Q. We’ve signed our 3-year-old up for preschool, but he’s not potty-trained yet. How can we have him trained by September?
A. First things first: Does the preschool require that kids be toilet-trained? Some, like my daughter Elsa’s preschool, have a gentle policy and allow pull-on diapers for a few months.
If the preschool does ask that the children arrive in underwear, and not diapers, the next question is: Does your son show signs that he’s ready to be potty-trained? For instance:
- Does he have words for urine and stool?
- Does he stay dry for longer periods of time than he used to (e.g., he’s dry after a nap)?
- Is he physically capable of pulling down his pants and getting on and off a potty or toilet?
- Does he seem bothered by having a wet or soiled diaper on?
- Is he showing some interest in training (he likes to watch people use the bathroom and is willing to sit on the toilet or potty)?

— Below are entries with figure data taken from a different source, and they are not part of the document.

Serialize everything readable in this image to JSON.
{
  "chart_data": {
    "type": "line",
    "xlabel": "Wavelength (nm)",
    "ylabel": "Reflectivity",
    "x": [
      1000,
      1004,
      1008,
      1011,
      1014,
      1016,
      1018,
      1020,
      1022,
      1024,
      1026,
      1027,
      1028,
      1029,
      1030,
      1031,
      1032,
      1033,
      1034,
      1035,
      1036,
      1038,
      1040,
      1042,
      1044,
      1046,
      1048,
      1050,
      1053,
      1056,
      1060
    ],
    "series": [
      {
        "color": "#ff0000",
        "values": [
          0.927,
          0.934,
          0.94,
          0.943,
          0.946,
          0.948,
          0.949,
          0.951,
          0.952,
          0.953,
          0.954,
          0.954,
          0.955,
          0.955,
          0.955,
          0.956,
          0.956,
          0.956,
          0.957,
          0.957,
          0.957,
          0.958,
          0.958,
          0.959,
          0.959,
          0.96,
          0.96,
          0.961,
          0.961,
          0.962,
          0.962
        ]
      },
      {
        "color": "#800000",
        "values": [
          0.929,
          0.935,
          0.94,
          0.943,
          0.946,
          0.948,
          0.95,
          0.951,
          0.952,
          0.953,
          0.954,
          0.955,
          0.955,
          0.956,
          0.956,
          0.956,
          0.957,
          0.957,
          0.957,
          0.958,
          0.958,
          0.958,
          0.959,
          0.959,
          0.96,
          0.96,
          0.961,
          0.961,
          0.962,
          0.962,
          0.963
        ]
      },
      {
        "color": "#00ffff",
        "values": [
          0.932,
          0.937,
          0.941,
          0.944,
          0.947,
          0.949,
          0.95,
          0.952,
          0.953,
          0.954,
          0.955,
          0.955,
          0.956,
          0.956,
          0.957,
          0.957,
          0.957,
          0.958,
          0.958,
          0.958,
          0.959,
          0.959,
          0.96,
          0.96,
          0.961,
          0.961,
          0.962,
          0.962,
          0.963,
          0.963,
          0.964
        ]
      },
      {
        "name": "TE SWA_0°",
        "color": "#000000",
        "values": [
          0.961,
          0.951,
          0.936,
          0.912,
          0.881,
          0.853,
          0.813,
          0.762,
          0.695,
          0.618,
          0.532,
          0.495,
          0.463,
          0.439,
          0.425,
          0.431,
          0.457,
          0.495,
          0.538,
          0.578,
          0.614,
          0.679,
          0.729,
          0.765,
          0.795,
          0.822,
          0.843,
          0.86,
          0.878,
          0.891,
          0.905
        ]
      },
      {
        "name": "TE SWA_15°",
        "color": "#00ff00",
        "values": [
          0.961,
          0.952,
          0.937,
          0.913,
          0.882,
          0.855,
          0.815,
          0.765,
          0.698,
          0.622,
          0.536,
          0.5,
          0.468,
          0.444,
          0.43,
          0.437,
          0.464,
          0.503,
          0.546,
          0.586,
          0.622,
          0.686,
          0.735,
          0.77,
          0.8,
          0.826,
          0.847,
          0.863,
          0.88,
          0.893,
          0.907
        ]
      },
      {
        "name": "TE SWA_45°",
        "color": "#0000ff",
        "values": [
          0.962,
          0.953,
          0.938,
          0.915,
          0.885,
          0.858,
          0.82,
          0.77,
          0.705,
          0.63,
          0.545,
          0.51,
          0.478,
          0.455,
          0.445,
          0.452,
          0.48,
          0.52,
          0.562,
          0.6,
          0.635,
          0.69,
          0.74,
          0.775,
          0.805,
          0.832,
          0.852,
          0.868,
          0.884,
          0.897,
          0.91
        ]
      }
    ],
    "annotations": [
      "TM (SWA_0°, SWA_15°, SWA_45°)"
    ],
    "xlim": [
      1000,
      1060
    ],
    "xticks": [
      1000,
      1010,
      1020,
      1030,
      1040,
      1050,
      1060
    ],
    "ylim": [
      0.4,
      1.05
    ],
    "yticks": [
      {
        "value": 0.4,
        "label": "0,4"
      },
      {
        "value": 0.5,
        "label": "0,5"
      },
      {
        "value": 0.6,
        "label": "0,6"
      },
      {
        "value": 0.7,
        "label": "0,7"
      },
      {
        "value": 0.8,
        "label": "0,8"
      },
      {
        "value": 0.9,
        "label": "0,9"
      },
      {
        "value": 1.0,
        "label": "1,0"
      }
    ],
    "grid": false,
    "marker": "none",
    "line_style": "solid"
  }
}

Most kids will be ready between 2 and 4 — so at 3 your son could go either way. If he’s not showing signs of readiness, potty training is likely to be an exercise in frustration for all of you. If that’s the case, or if he just isn’t getting the hang of it or is feeling upset, back off. Wait at least a couple of weeks before you try again. But don’t lose hope. It’s not uncommon for a child who wasn’t using the toilet in, say, June to turn around and be potty-trained a month later. You just never know what’ll do the trick. For instance, my friend Lisa’s son, Ian, is the same age as my youngest, Natasha, and the two of them are very close. When Lisa told Ian, who’d been having trouble with potty training, that Natasha didn’t wear diapers anymore, he insisted on wearing underwear, too.
Another encouraging example is my 12-year-old, Zack: When he was 3, he was perfectly content to be wet and made puddles whenever I took off his diaper. But when he was told he couldn’t go in the big pool at summer camp until he was out of diapers, he was trained within just a few days!
If your child does seem interested in toilet training, then be positive; any attempt on his part, including sitting on the potty fully clothed, deserves major hurrahs. Let him pick out his own underwear at the store, so he can wear them instead of diapers as you train. (Diapers are so absorbent, they don’t give a child much incentive to urinate in a potty instead.) And don’t scold him for accidents; they’re completely normal.